New research in quantum physics, neurobiology, and brain functioning point to the remarkable power that our thoughts have on the body. But it’s not only on the body; it’s on our lives. The contents of our minds have a remarkable influence on what we experience physically.

Here’s a simple example: Imagine you’re sucking on a lemon. You’ve cut open a lemon in quarters and you’ve grabbed one of those quarters and placed it up to your mouth. You’re sucking on it now and you can feel the tartness, the sharp way that lemons taste. Most people who really imagine this in detail will feel their taste buds begin to salivate. They will notice the changes going on in their mouths simply by imagining a lemon in their mouth.

This is a simply example to prove the relationship between the mind and the body. Now imagine having thoughts like, “I can stay sober!” versus thoughts like, “This is never going to happen.” These experiences of the mind also have an influence on our physical experience. Well, you might say that imagining something is stronger than simply thinking about it. Or you might say, but it’s easy for my mouth to salivate because I know what it’s like to have a lemon in my mouth – I’ve done that before. Being sober, on the other hand, feels impossible.

The truth is, no matter the content you have in your mind, it’s having an effect on your physical experience. It’s going to affect your feelings, behavior, choices, and experiences. What you have in your mind, your internal life, is going to have an effect on your external life as well. In fact, you’re doing this right now. Although it’s easy to dismiss thoughts as being harmless words that float through your mind, they are much more powerful than they appear.

Here’s a story that might further point to the power of the mind. A gentleman by the name of Dr. Joe Dispenza was traveling on a bicycle at the age of 23. He had a very severe accident leading to possible paralysis, if he did not undergo an extensive surgery that would essentially clamp certain parts of his spine together. The surgery, he was told, would at least give him the opportunity to walk again. Without it, he would surely be paralyzed from the waist down.

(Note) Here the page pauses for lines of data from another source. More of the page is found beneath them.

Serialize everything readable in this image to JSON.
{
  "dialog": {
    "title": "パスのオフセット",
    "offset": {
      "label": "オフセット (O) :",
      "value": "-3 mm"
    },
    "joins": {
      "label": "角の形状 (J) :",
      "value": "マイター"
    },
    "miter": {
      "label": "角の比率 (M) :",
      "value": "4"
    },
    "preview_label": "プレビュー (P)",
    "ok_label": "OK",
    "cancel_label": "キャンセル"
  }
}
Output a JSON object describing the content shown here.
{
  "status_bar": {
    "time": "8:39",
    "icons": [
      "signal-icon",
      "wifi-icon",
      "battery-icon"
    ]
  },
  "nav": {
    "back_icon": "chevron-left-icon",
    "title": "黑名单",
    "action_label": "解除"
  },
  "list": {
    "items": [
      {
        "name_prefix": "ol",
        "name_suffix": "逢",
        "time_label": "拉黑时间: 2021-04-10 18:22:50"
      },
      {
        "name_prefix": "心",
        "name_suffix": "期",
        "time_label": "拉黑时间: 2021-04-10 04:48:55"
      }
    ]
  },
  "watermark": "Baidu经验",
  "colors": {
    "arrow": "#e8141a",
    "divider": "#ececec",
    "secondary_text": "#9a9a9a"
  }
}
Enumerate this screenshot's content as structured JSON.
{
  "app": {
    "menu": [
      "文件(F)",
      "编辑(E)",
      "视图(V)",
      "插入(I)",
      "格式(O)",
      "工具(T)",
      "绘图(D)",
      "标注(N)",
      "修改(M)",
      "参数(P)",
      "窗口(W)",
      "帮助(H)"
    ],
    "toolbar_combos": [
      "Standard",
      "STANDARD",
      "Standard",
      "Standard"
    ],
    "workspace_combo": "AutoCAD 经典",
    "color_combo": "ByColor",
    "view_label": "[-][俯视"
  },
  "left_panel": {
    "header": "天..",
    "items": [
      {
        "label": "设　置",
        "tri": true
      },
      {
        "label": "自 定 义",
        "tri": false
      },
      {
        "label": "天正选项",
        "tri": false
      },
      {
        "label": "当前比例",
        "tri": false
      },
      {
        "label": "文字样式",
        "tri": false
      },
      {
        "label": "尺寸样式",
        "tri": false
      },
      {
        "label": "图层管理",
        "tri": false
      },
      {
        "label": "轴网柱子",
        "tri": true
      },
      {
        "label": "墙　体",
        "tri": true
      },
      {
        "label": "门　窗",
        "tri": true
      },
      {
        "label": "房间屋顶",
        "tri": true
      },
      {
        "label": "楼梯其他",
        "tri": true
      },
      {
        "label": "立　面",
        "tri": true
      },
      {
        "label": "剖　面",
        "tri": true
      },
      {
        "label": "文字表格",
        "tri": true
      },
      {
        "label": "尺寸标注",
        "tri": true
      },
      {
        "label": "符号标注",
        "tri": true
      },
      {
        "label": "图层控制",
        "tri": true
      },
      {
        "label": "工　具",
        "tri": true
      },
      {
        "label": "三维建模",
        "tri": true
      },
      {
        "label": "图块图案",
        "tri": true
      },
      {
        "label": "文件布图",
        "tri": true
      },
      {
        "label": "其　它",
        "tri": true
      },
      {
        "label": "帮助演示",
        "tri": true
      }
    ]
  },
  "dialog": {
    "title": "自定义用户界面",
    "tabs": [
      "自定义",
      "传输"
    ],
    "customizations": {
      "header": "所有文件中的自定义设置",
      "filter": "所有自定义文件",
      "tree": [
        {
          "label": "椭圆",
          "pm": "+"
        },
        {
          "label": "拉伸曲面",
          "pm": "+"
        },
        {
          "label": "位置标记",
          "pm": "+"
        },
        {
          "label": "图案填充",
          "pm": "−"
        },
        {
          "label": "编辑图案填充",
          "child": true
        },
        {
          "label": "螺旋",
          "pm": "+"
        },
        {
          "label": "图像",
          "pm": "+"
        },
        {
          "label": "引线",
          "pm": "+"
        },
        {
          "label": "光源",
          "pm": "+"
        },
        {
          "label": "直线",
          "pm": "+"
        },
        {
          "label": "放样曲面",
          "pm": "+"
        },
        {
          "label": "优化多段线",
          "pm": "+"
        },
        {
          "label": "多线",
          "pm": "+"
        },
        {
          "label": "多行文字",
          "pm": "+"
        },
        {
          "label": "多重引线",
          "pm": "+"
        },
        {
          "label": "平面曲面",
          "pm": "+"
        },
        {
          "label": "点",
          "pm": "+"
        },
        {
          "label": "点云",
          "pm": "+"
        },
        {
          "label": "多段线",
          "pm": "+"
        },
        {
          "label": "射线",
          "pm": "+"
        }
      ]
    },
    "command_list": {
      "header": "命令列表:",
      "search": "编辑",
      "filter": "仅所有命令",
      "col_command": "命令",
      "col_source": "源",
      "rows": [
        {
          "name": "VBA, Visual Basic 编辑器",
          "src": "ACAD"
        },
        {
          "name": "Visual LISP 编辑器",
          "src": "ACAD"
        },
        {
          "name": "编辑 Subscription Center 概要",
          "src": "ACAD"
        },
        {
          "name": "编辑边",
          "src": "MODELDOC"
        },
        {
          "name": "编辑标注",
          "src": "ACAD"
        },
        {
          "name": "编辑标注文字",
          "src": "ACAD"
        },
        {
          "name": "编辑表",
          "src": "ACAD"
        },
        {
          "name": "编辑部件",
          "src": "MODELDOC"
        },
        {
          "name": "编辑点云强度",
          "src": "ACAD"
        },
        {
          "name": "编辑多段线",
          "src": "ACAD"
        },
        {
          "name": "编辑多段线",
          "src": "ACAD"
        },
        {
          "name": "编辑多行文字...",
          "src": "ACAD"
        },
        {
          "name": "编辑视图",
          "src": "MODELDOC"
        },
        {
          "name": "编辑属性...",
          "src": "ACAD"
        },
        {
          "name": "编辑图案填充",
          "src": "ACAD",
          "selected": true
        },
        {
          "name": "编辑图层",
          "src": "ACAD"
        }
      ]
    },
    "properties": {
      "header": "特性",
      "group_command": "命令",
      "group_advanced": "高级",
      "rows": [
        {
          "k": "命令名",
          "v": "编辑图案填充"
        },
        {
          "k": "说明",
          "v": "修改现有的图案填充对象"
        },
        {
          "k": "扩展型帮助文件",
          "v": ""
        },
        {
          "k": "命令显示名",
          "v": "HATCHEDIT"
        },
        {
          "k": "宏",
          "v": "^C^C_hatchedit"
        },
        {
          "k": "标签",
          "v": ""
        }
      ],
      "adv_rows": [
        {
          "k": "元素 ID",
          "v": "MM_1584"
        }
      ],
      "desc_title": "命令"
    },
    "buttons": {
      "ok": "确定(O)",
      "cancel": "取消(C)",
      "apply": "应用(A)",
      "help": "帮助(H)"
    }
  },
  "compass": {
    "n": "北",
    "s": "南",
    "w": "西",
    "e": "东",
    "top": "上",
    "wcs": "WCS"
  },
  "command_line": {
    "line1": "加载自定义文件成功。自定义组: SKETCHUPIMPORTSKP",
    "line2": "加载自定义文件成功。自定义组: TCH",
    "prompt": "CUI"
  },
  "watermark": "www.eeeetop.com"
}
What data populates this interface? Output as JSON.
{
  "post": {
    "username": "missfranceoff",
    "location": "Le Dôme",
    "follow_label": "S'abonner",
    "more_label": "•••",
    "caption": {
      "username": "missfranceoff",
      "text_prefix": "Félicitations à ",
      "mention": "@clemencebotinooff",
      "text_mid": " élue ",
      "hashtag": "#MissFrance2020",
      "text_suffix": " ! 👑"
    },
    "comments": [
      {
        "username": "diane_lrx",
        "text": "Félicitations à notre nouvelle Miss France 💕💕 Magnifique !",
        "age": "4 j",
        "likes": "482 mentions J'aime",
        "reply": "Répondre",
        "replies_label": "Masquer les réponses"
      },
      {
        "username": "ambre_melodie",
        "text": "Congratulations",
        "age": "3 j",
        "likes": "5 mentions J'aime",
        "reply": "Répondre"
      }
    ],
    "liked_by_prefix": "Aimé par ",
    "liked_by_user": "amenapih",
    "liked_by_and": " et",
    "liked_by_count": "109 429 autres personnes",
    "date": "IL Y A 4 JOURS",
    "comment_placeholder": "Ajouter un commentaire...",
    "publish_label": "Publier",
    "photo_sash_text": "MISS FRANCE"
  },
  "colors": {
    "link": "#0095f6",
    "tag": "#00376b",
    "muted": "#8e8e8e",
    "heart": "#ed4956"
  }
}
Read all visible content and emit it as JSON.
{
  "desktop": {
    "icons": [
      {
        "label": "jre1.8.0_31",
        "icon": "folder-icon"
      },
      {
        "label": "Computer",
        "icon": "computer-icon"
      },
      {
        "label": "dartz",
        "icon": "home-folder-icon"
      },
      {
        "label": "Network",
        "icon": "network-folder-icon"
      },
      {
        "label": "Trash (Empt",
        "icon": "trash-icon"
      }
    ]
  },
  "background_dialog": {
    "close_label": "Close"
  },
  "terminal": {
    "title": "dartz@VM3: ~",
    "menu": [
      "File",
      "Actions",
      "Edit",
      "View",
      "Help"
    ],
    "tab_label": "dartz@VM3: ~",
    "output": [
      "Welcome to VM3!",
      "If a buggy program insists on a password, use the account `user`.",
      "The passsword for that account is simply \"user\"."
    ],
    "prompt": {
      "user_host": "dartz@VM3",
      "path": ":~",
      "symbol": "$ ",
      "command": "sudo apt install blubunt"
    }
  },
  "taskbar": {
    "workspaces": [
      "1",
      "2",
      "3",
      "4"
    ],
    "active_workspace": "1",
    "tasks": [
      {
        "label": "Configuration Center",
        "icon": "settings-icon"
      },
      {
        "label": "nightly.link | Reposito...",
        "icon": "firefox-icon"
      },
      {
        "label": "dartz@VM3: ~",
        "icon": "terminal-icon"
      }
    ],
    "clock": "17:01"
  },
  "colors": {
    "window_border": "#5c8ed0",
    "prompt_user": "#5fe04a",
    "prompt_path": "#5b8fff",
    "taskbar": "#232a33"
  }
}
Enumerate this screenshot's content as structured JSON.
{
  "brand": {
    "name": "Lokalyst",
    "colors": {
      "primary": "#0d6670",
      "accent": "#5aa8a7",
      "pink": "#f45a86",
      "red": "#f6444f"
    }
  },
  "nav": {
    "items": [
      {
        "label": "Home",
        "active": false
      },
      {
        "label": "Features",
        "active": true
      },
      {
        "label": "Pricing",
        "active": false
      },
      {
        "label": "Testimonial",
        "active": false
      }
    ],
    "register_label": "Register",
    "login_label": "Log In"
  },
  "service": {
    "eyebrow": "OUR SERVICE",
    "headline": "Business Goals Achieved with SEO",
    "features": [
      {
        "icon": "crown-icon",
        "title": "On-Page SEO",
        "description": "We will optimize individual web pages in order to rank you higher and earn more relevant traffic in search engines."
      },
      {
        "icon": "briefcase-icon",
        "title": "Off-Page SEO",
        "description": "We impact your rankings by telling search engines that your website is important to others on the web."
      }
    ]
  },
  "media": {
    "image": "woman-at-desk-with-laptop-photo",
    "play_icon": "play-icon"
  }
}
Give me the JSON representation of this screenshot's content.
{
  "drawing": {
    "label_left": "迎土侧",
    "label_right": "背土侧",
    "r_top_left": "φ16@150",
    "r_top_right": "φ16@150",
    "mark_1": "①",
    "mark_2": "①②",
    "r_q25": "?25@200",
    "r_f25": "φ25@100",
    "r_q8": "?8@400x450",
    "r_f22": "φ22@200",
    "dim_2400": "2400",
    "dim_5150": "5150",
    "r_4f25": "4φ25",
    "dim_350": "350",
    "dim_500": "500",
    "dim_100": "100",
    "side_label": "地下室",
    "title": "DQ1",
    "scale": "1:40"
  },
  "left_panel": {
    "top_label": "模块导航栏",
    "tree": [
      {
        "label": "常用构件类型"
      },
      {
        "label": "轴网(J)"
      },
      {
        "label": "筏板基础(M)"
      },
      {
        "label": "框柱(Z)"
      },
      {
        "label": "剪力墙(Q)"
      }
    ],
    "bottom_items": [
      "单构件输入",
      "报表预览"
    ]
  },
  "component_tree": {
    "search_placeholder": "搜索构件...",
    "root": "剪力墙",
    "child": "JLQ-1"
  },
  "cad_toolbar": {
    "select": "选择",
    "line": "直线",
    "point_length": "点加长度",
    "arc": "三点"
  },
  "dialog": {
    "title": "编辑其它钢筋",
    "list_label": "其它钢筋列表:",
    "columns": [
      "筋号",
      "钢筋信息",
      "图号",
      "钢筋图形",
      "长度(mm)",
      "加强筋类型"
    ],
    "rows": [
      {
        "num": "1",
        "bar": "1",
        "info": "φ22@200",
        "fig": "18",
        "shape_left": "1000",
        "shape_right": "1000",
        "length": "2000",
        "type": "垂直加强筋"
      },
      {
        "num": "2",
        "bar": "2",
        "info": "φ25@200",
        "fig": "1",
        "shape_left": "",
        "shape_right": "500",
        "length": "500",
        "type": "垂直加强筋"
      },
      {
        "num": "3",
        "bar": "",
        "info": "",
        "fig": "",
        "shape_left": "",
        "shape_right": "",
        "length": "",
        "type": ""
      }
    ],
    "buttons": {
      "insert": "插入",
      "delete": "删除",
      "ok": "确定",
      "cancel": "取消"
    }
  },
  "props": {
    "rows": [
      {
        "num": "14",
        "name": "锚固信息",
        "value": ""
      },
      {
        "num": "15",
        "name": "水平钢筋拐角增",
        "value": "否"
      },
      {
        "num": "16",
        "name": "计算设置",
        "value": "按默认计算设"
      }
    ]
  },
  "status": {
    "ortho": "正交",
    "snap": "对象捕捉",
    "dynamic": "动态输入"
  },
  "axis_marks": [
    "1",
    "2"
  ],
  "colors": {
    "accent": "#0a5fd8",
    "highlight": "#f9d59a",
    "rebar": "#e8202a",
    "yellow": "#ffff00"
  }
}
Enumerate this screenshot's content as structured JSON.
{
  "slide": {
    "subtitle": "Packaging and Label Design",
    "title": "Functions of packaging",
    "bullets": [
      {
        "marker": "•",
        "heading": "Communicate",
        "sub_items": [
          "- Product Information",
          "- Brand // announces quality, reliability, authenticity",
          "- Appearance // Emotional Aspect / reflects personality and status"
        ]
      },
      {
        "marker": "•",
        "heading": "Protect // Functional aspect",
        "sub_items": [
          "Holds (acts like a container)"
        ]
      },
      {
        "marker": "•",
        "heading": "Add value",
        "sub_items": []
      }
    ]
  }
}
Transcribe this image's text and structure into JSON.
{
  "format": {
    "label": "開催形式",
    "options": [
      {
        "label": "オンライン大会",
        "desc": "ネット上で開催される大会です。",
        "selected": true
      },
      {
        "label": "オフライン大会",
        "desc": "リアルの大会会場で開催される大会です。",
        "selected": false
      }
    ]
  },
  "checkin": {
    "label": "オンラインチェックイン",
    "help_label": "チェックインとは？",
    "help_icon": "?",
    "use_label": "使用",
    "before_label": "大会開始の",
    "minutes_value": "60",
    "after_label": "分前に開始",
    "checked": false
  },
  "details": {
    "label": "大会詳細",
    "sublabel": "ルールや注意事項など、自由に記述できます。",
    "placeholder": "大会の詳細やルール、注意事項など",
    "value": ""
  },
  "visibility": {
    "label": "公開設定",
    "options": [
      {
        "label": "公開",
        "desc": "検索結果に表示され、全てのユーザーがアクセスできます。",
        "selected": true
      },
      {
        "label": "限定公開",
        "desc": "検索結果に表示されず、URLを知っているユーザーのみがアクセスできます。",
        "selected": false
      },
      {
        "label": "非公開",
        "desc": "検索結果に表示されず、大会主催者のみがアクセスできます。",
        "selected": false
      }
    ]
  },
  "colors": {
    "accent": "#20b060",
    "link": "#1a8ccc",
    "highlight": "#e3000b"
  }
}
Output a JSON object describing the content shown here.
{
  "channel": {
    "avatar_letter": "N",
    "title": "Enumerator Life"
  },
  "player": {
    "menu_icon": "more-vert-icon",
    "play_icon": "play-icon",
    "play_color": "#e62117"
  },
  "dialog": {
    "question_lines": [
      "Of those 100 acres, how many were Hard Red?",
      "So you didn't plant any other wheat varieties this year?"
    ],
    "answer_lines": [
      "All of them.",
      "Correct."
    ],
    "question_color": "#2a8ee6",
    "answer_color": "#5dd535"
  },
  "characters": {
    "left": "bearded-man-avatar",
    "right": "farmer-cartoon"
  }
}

Remarkably, Dispenza chose to heal himself and not do the surgery. As a young chiropractor with a new and growing practice in Southern California, he had great confidence in his body’s ability to heal. At the same time, he also knew that the contents of his mind could play the most significant role in his healing. And so he spend two hours per day imagining his body healed. He focused in detail upon his body’s wellness, the structure of the spine, and his ability to walk. He used the power of his focus, will, and intention to heal himself, and he did.

Certainly, getting sober also means getting healthy in your thoughts. As a result, feelings and behavior will also change. Fortunately, there are some therapies that already recognize the value of changing thoughts in order to change one’s life. This is the premise for a very effective therapy used to treat depression, anxiety, and other mental illnesses, known as Cognitive Behavioral Therapy. It essentially aims to change behavior by identifying negative and distorted thinking patterns. This successful form of therapy emphasizes the link between thoughts, feelings, and behavior, and more importantly, it attempts to identify the way that certain thoughts contribute to the unique problems of an individual’s life. By changing the thought pattern, both feelings and behavior change, which can result in a transformed life. And in the case of addiction, it can lead to living free and clear of an addiction – living sober.

In addition to Cognitive Behavioral Therapy, which you can do with a qualified mental health professional, you can also learn to become sharply aware of the thoughts in your mind. Doing so, along with changing those thoughts that are negative or harmful, can slowly create a new life. Furthermore, you can imagine your life with 10 years sober, just as you imagined the lemon. These techniques can slowly stitch together a new fabric of being – sober, happy, and healthy.